Over the last 12 months, the tech industry has experienced a meltdown that it hasn’t seen for decades. This retraction was inevitable for many economists and analysts, given the enormous growth in the sector since the start of the millennium. The world’s biggest tech companies have announced thousands of layoffs, and it has caused concern among the broader global economy due to the sheer stature of these organizations.

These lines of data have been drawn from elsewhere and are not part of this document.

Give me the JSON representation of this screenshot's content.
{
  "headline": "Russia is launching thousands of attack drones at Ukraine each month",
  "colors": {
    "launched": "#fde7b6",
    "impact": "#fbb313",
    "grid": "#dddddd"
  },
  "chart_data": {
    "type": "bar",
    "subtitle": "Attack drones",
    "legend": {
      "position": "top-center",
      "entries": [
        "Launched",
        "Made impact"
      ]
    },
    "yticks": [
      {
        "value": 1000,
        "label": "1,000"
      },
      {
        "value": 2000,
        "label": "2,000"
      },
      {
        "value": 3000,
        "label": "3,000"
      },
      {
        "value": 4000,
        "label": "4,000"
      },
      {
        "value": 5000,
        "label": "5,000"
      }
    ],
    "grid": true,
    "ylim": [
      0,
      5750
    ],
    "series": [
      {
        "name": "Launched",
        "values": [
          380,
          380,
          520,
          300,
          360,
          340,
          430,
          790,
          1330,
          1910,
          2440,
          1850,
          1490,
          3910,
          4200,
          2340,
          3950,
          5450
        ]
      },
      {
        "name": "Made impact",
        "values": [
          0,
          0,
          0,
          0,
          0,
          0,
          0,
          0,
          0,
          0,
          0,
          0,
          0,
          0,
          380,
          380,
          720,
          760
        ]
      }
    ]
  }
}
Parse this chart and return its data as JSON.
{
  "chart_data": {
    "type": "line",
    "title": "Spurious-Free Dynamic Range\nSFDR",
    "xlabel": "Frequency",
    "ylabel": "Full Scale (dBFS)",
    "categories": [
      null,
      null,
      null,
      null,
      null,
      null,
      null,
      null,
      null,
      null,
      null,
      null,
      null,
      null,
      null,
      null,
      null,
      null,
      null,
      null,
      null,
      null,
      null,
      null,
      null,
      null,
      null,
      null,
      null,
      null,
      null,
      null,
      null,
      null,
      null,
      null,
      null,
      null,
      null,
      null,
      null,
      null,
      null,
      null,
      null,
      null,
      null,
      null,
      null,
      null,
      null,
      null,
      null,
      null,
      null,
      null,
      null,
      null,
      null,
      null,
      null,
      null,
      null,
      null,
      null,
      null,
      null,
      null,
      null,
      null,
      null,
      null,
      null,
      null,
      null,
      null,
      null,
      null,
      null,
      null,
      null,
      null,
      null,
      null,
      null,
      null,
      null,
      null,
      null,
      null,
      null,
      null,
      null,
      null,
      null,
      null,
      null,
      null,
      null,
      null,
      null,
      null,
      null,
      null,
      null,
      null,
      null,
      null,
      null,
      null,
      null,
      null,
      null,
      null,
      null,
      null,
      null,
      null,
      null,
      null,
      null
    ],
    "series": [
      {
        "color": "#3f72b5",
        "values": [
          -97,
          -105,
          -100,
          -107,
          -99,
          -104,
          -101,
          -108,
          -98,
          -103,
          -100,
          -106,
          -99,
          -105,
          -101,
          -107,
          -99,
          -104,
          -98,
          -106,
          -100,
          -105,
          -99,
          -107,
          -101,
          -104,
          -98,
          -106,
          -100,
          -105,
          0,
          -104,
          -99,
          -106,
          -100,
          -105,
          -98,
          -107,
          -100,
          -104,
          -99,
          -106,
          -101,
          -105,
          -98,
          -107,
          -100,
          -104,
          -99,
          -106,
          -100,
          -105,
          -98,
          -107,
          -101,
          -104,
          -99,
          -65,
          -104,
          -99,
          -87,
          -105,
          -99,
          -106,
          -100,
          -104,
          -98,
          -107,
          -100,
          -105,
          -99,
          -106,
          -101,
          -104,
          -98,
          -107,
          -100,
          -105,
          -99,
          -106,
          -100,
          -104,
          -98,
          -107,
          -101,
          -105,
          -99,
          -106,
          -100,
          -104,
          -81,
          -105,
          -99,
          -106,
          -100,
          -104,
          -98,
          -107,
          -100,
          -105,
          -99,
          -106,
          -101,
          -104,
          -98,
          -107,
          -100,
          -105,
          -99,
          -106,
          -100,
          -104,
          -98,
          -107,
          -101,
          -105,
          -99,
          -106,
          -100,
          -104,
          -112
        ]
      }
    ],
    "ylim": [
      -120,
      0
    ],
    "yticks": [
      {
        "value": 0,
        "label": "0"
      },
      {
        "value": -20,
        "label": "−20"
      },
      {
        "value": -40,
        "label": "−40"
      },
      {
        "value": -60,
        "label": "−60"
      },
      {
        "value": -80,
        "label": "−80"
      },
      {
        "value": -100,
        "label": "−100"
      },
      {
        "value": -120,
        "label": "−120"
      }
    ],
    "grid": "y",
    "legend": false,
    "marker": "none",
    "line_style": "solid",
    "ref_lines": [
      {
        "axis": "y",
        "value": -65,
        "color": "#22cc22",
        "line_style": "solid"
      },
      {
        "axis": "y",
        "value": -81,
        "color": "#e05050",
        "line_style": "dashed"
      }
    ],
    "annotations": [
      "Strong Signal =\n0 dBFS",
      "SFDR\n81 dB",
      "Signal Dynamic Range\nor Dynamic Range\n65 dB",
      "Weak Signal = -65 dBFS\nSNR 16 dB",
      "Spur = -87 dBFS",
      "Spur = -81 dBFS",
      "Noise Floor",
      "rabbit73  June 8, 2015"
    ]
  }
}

Although many sectors are trying to rise above the broader economic turbulence gripping many major world economies, some tech companies have dropped monstrously compared to others. Of course, macroeconomic factors like inflation rates haven’t helped, but some tech companies have weathered the storm better than others.
#5 – Meta
It’s been a frosty few years for Zuckerberg and his crew. For a man who has monopolized the social media industry with such ferocity and aggression, many people knew their seemingly infinite growth wouldn’t last. As he hoovered up a lot of the serious competition around him and the likes of Instagram introduced the best features from other competitors, it looked like the sky was the limit for his social media empire.
Following a significant pivot in name and business model to Meta, focusing on the wonders of the metaverse, Meta has taken a monstrous hit to its stock. In September 2021, a share in Meta was worth $378.69. By November 2022, it was trading at roughly $90 a share. It looked like Meta hadn’t been following some basic social media marketing tips, many of which they pioneered themselves, and Zuckerberg’s net worth dropped by billions.
Although the price has rebounded slightly, it is still nearly 40% lower than its market high in 2021. Moreover, with the company continually announcing mass layoffs and the ice becoming thinner in the tech sector, don’t be surprised if you see this stock tumble again over the next six months.
#4 – DoorDash, Inc.
DoorDash began life as an innovative startup in San Francisco in January, 2013. It allows customers and businesses to streamline their product delivery. It was a hit throughout the 2010s and has been one of the more well-known success stories. However, throughout 2022, its stock dropped by an eye-watering 70%.
Analysts have stated that one of the main reasons this sharp drop occurred was one of their key rivals established a partnership with Amazon, causing many customers to opt for their competitor instead. The stock has since bounced back, but Tony Xu would have been uncomfortable watching so much of his wealth disappear along with the tanking stock.
#3 – Asana, Inc.
Unless you work in office logistics, you may not have come across Asana, Inc. before. Unfortunately for Asana, they have been hitting the headlines for the wrong reasons this year, following a colossal 73% drop in their stock. What has acted as a catalyst for this tumbling share price is unclear.
However, Morgan Stanley has stated that Asana is operating in a crowded marketplace, and not offering a standout product certainly wouldn’t have contributed positively.
#2 – Peloton, Inc.
This New York-based startup has lost nearly 80% of its stock value, so you’d be forgiven for thinking it’s on its way out. However, although Peloton, Inc. is so high up this list, the overall business model is still doing well.
The company experienced spectacular growth during the pandemic as people were forced to adapt to living and exercising indoors for months. Throughout 2020, the company’s share price exploded by nearly 500%, so this natural drop in price puts them back to a level similar to where they were before the beginning of the pandemic.
They maintained some of their newly acquired business throughout 2021, and while their stock was bound to decline once everything began to re-open, not many predicted it would drop through the floor as quickly as it did.
#1 – Snap
Coming in at the top is Snap, with a colossal loss of 83%. At its peak, its share price traded at just over $30 per share. However, by November 2021, it had dipped to less than $8 per share.
Despite a marginal gain, it now hovers around $11, and with many other companies in this sector making moves, it looks as though this particular company and stock may have had its day.
Given the overall economic outlook, some stocks featured in today’s list could easily face another sharp dip. However, many have made plans to insulate themselves from the worst, and the more prominent ones should have enough to weather the economic storm.